May 27, 2010 Miranda violations depend on whether the cop’s words and actions might reasonably elicit an incriminating statement
Yesterday, Maryland’s intermediate appellate court confirmed that, absent a Miranda waiver, a suspect’s statement must be suppressed where “any reasonable police officer could have reasonably anticipated that [the suspect] would respond to the substance of [a police officer’s accusation], and that the response could be incriminating.” Adams v. Maryland, ___ Md. App. ___ (May 26, 2010). https://mdcourts.gov/opinions/cosa/2010/1204s07.pdf . Adams explained:
Consequently, regardless of whether the detective acted in good faith in initiating this meeting outside the presence of Adams’s counsel, this encounter was the functional equivalent of interrogation. Blake v. State, 381 Md. 218, 236 (2004) (“Actions taken by the police that the police should know are reasonably likely to elicit an incriminating response from a suspect amount to the functional equivalent of interrogation.”). In the absence of any basis for finding a knowing and intelligent waiver of Adams’s right to be represented by counsel during such pretrial encounters, the statement should have been suppressed.

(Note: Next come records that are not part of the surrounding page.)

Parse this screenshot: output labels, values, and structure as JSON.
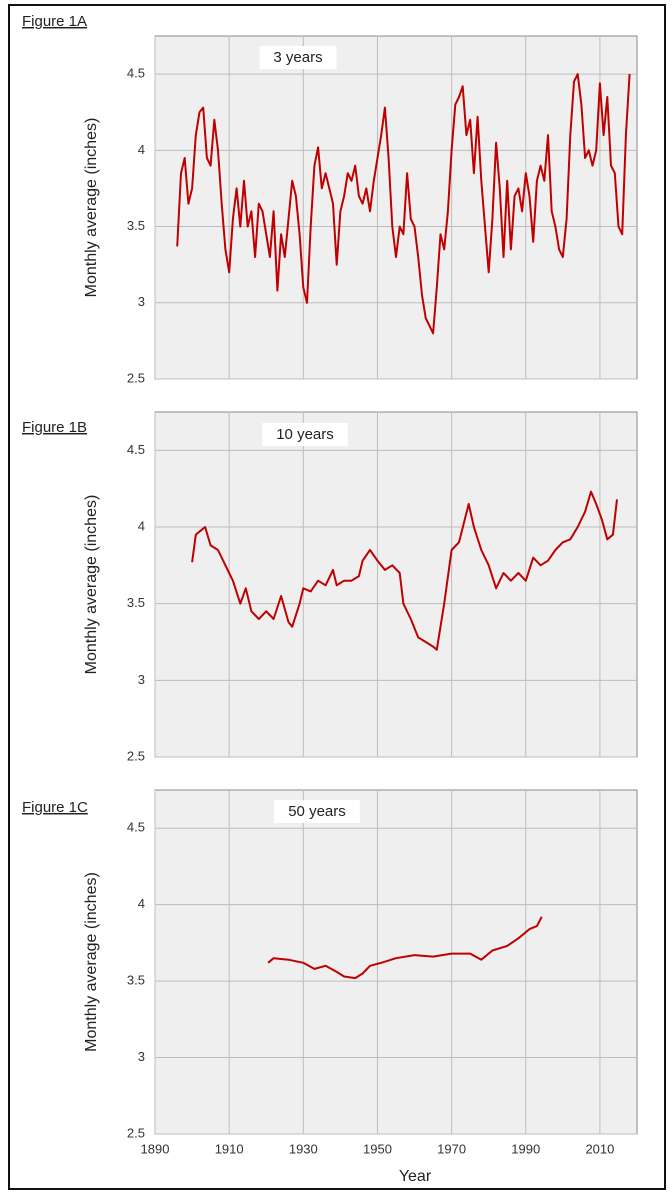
{
  "chart_data": [
    {
      "type": "line",
      "title": "Figure 1A",
      "annotation": "3 years",
      "y_label": "Monthly average (inches)",
      "x": [
        1896,
        1897,
        1898,
        1899,
        1900,
        1901,
        1902,
        1903,
        1904,
        1905,
        1906,
        1907,
        1908,
        1909,
        1910,
        1911,
        1912,
        1913,
        1914,
        1915,
        1916,
        1917,
        1918,
        1919,
        1920,
        1921,
        1922,
        1923,
        1924,
        1925,
        1926,
        1927,
        1928,
        1929,
        1930,
        1931,
        1932,
        1933,
        1934,
        1935,
        1936,
        1937,
        1938,
        1939,
        1940,
        1941,
        1942,
        1943,
        1944,
        1945,
        1946,
        1947,
        1948,
        1949,
        1950,
        1951,
        1952,
        1953,
        1954,
        1955,
        1956,
        1957,
        1958,
        1959,
        1960,
        1961,
        1962,
        1963,
        1964,
        1965,
        1966,
        1967,
        1968,
        1969,
        1970,
        1971,
        1972,
        1973,
        1974,
        1975,
        1976,
        1977,
        1978,
        1979,
        1980,
        1981,
        1982,
        1983,
        1984,
        1985,
        1986,
        1987,
        1988,
        1989,
        1990,
        1991,
        1992,
        1993,
        1994,
        1995,
        1996,
        1997,
        1998,
        1999,
        2000,
        2001,
        2002,
        2003,
        2004,
        2005,
        2006,
        2007,
        2008,
        2009,
        2010,
        2011,
        2012,
        2013,
        2014,
        2015,
        2016,
        2017,
        2018
      ],
      "values": [
        3.37,
        3.85,
        3.95,
        3.65,
        3.75,
        4.1,
        4.25,
        4.28,
        3.95,
        3.9,
        4.2,
        4.0,
        3.65,
        3.35,
        3.2,
        3.55,
        3.75,
        3.5,
        3.8,
        3.5,
        3.6,
        3.3,
        3.65,
        3.6,
        3.45,
        3.3,
        3.6,
        3.08,
        3.45,
        3.3,
        3.55,
        3.8,
        3.7,
        3.45,
        3.1,
        3.0,
        3.5,
        3.9,
        4.02,
        3.75,
        3.85,
        3.75,
        3.65,
        3.25,
        3.6,
        3.7,
        3.85,
        3.8,
        3.9,
        3.7,
        3.65,
        3.75,
        3.6,
        3.8,
        3.95,
        4.1,
        4.28,
        3.95,
        3.5,
        3.3,
        3.5,
        3.45,
        3.85,
        3.55,
        3.5,
        3.3,
        3.05,
        2.9,
        2.85,
        2.8,
        3.1,
        3.45,
        3.35,
        3.6,
        4.0,
        4.3,
        4.35,
        4.42,
        4.1,
        4.2,
        3.85,
        4.22,
        3.8,
        3.5,
        3.2,
        3.55,
        4.05,
        3.75,
        3.3,
        3.8,
        3.35,
        3.7,
        3.75,
        3.6,
        3.85,
        3.7,
        3.4,
        3.8,
        3.9,
        3.8,
        4.1,
        3.6,
        3.5,
        3.35,
        3.3,
        3.55,
        4.1,
        4.45,
        4.5,
        4.3,
        3.95,
        4.0,
        3.9,
        4.0,
        4.44,
        4.1,
        4.35,
        3.9,
        3.85,
        3.5,
        3.45,
        4.1,
        4.5
      ],
      "color": "#c00000",
      "xlim": [
        1890,
        2020
      ],
      "ylim": [
        2.5,
        4.75
      ],
      "xticks": [
        1890,
        1910,
        1930,
        1950,
        1970,
        1990,
        2010
      ],
      "yticks": [
        2.5,
        3,
        3.5,
        4,
        4.5
      ],
      "grid": true,
      "show_xtick_labels": false
    },
    {
      "type": "line",
      "title": "Figure 1B",
      "annotation": "10 years",
      "y_label": "Monthly average (inches)",
      "x": [
        1900,
        1901,
        1903.5,
        1905,
        1907,
        1909,
        1911,
        1913,
        1914.5,
        1916,
        1918,
        1920,
        1922,
        1924,
        1926,
        1927,
        1929,
        1930,
        1932,
        1934,
        1936,
        1938,
        1939,
        1941,
        1943,
        1945,
        1946,
        1948,
        1950,
        1952,
        1954,
        1956,
        1957,
        1959,
        1961,
        1963,
        1965,
        1966,
        1968,
        1970,
        1972,
        1974.6,
        1976,
        1978,
        1980,
        1982,
        1984,
        1986,
        1988,
        1990,
        1992,
        1994,
        1996,
        1998,
        2000,
        2002,
        2004,
        2006,
        2007.6,
        2009,
        2010.5,
        2012,
        2013.5,
        2014.6
      ],
      "values": [
        3.77,
        3.95,
        4.0,
        3.88,
        3.85,
        3.75,
        3.65,
        3.5,
        3.6,
        3.45,
        3.4,
        3.45,
        3.4,
        3.55,
        3.38,
        3.35,
        3.5,
        3.6,
        3.58,
        3.65,
        3.62,
        3.72,
        3.62,
        3.65,
        3.65,
        3.68,
        3.78,
        3.85,
        3.78,
        3.72,
        3.75,
        3.7,
        3.5,
        3.4,
        3.28,
        3.25,
        3.22,
        3.2,
        3.5,
        3.85,
        3.9,
        4.15,
        4.0,
        3.85,
        3.75,
        3.6,
        3.7,
        3.65,
        3.7,
        3.65,
        3.8,
        3.75,
        3.78,
        3.85,
        3.9,
        3.92,
        4.0,
        4.1,
        4.23,
        4.15,
        4.05,
        3.92,
        3.95,
        4.18
      ],
      "color": "#c00000",
      "xlim": [
        1890,
        2020
      ],
      "ylim": [
        2.5,
        4.75
      ],
      "xticks": [
        1890,
        1910,
        1930,
        1950,
        1970,
        1990,
        2010
      ],
      "yticks": [
        2.5,
        3,
        3.5,
        4,
        4.5
      ],
      "grid": true,
      "show_xtick_labels": false
    },
    {
      "type": "line",
      "title": "Figure 1C",
      "annotation": "50 years",
      "y_label": "Monthly average (inches)",
      "x_label": "Year",
      "x": [
        1920.5,
        1922,
        1926,
        1930,
        1933,
        1936,
        1939,
        1941,
        1944,
        1946,
        1948,
        1951,
        1955,
        1960,
        1965,
        1970,
        1975,
        1978,
        1981,
        1985,
        1988,
        1991,
        1993,
        1994.3
      ],
      "values": [
        3.62,
        3.65,
        3.64,
        3.62,
        3.58,
        3.6,
        3.56,
        3.53,
        3.52,
        3.55,
        3.6,
        3.62,
        3.65,
        3.67,
        3.66,
        3.68,
        3.68,
        3.64,
        3.7,
        3.73,
        3.78,
        3.84,
        3.86,
        3.92
      ],
      "color": "#c00000",
      "xlim": [
        1890,
        2020
      ],
      "ylim": [
        2.5,
        4.75
      ],
      "xticks": [
        1890,
        1910,
        1930,
        1950,
        1970,
        1990,
        2010
      ],
      "yticks": [
        2.5,
        3,
        3.5,
        4,
        4.5
      ],
      "grid": true,
      "show_xtick_labels": true
    }
  ]
}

Adams proceeded to reverse Adams’s first degree murder conviction after finding that this Miranda violation was not harmless beyond a reasonable doubt.
It is doubtless that police often try to elicit waivers of assertions of Miranda rights through such schemes as pretending to have a heated disagreement —- in earshot of the suspect — over the suspect’s refusal to talk. The foregoing language from Adams should treat such tactics as the equivalent of an interrogation.

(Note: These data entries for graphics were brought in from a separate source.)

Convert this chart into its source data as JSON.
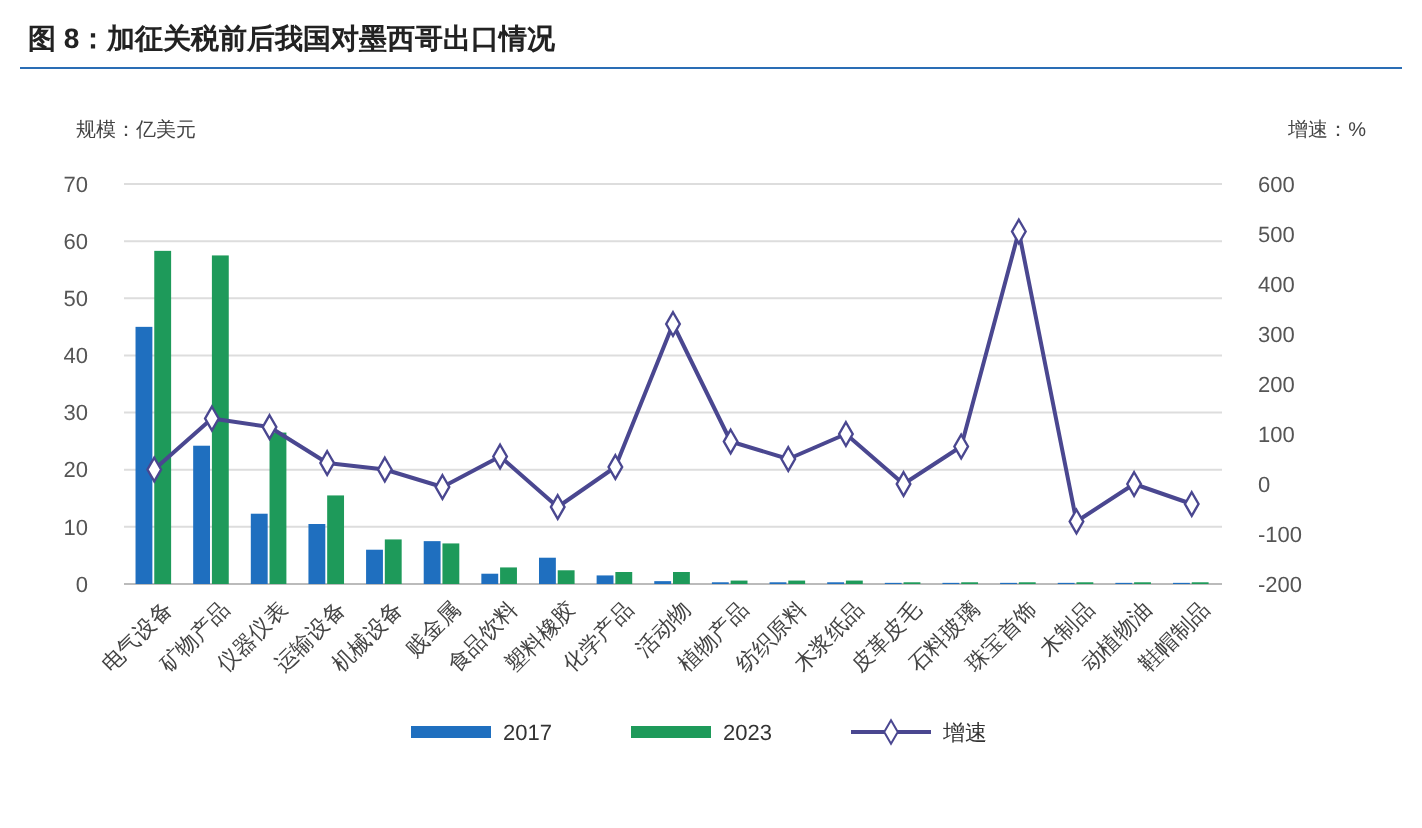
{
  "chart_data": {
    "type": "bar",
    "title": "图 8：加征关税前后我国对墨西哥出口情况",
    "ylabel": "规模：亿美元",
    "y2label": "增速：%",
    "categories": [
      "电气设备",
      "矿物产品",
      "仪器仪表",
      "运输设备",
      "机械设备",
      "贱金属",
      "食品饮料",
      "塑料橡胶",
      "化学产品",
      "活动物",
      "植物产品",
      "纺织原料",
      "木浆纸品",
      "皮革皮毛",
      "石料玻璃",
      "珠宝首饰",
      "木制品",
      "动植物油",
      "鞋帽制品"
    ],
    "series": [
      {
        "name": "2017",
        "color": "#1f6fbf",
        "values": [
          45,
          24.2,
          12.3,
          10.5,
          6,
          7.5,
          1.8,
          4.6,
          1.5,
          0.5,
          0.3,
          0.3,
          0.3,
          0.2,
          0.2,
          0.2,
          0.2,
          0.2,
          0.2
        ]
      },
      {
        "name": "2023",
        "color": "#1e9a5a",
        "values": [
          58.3,
          57.5,
          26.5,
          15.5,
          7.8,
          7.1,
          2.9,
          2.4,
          2.1,
          2.1,
          0.6,
          0.6,
          0.6,
          0.3,
          0.3,
          0.3,
          0.3,
          0.3,
          0.3
        ]
      },
      {
        "name": "增速",
        "type": "line",
        "axis": "y2",
        "color": "#4a4790",
        "marker": "diamond",
        "values": [
          29,
          131,
          114,
          42,
          29,
          -6,
          55,
          -46,
          34,
          320,
          85,
          50,
          100,
          0,
          75,
          505,
          -75,
          0,
          -40
        ]
      }
    ],
    "ylim": [
      0,
      70
    ],
    "yticks": [
      0,
      10,
      20,
      30,
      40,
      50,
      60,
      70
    ],
    "y2lim": [
      -200,
      600
    ],
    "y2ticks": [
      -200,
      -100,
      0,
      100,
      200,
      300,
      400,
      500,
      600
    ],
    "grid": "y",
    "legend": "bottom"
  }
}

In Adams, the prosecution admitted that it had sent a police officer to the jail to deliver Adams a notice of the prosecutor’s intention to seek a non-parolable life sentence. However, the delivering police officer went beyond mere hand delivery to encouraging Adams to ask any questions about the document. As a result, Adams, who already was represented by counsel, asked the officer why the prosecution was seeking such a sentence, and the officer responded with an accusation that Adams had stabbed the decedent thirty-two times, to which Adams made an incriminating statement that he had only stabbed seven times, which contradicted his confession upon arrest that he had blacked out and did not remember the incident.

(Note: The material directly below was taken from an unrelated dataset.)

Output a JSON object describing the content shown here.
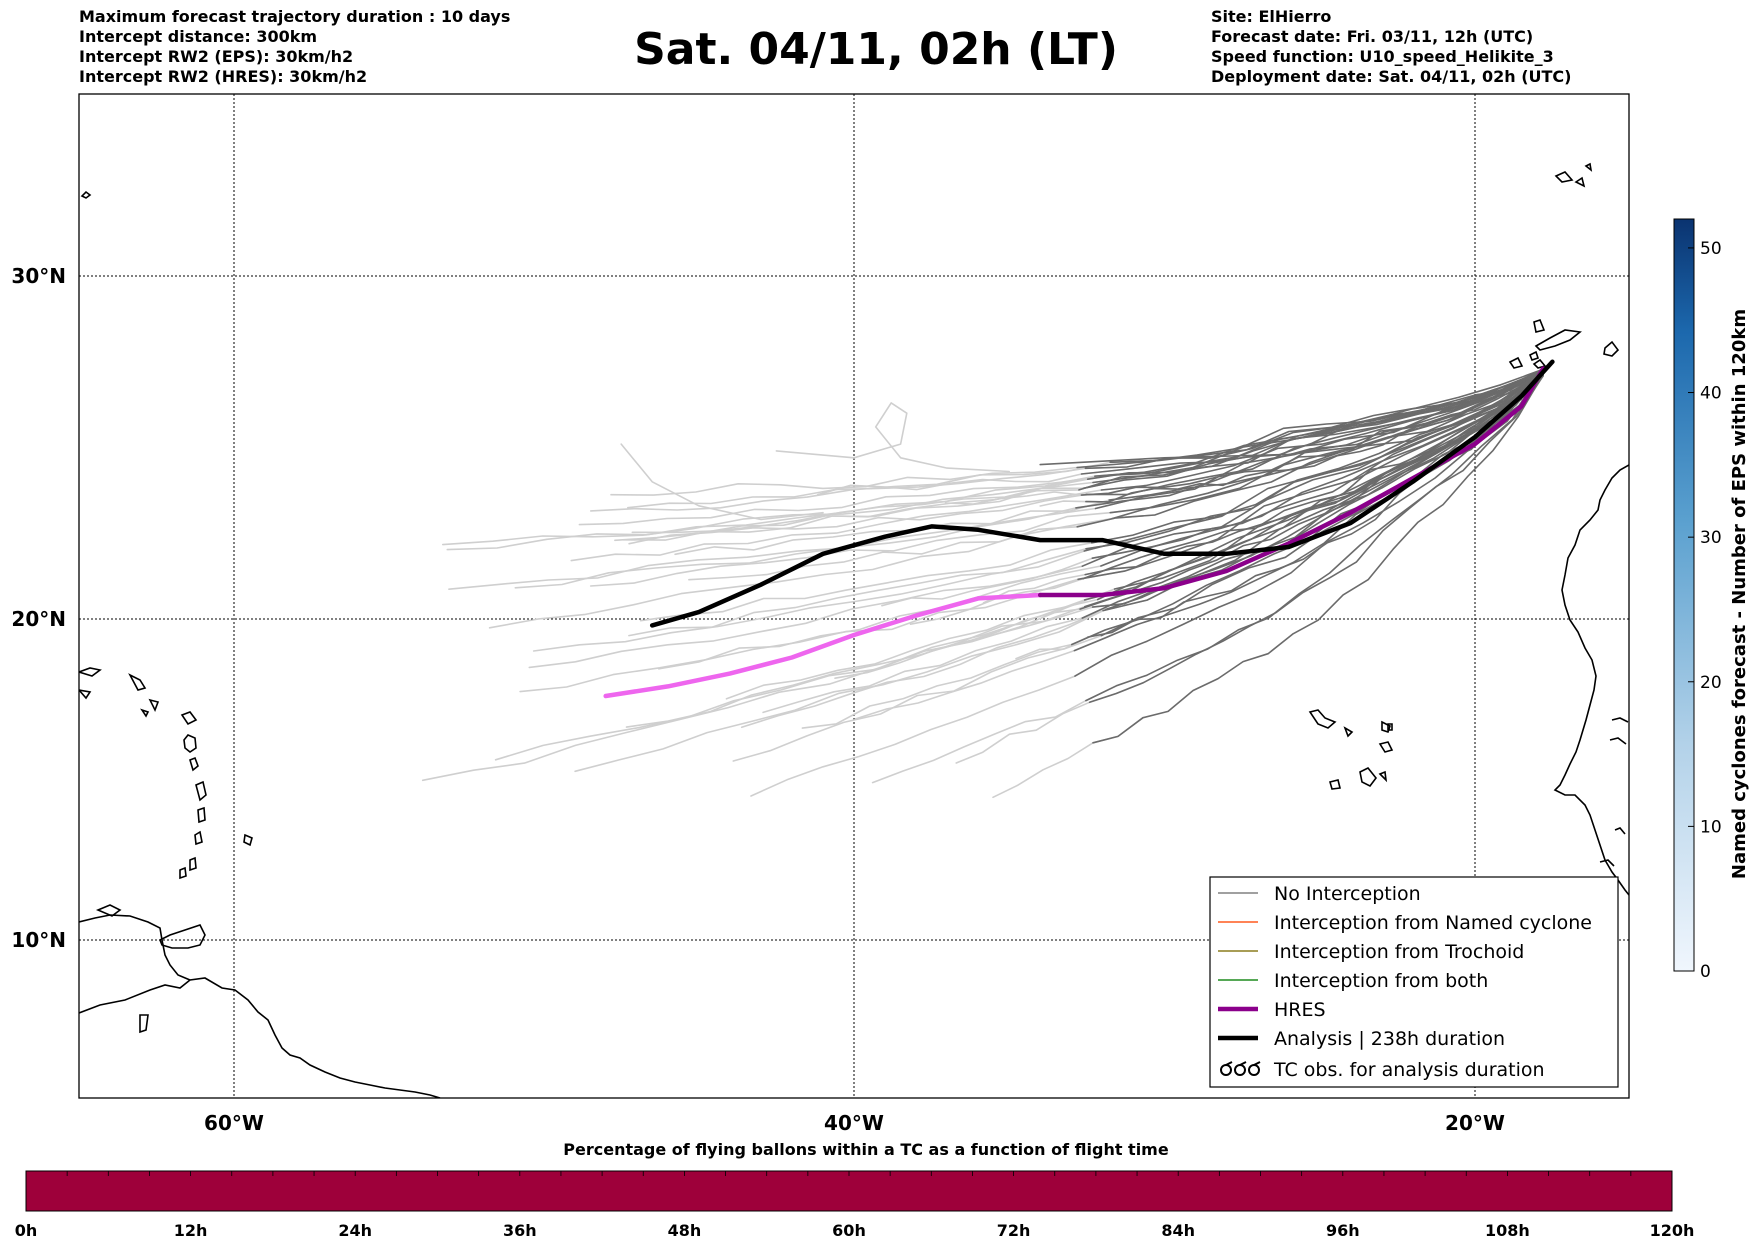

Adams said that while the prosecutor had a valid concern about getting the non-parolable sentencing intention notice to Adams on time, the court talked of the option of the prosecutor doing so in broad daylight in court in front of the defense attorney.
Adams also instructed that as to any retrial, the original trial judge erred by refusing Adams’s request to instruct the jury about his voluntary manslaughter defense of hot blooded response to legally adequate provocation, because he had generated the issue, no matter how overwhelming the evidence may have been against him and no matter how thin was the hot blooded response defense.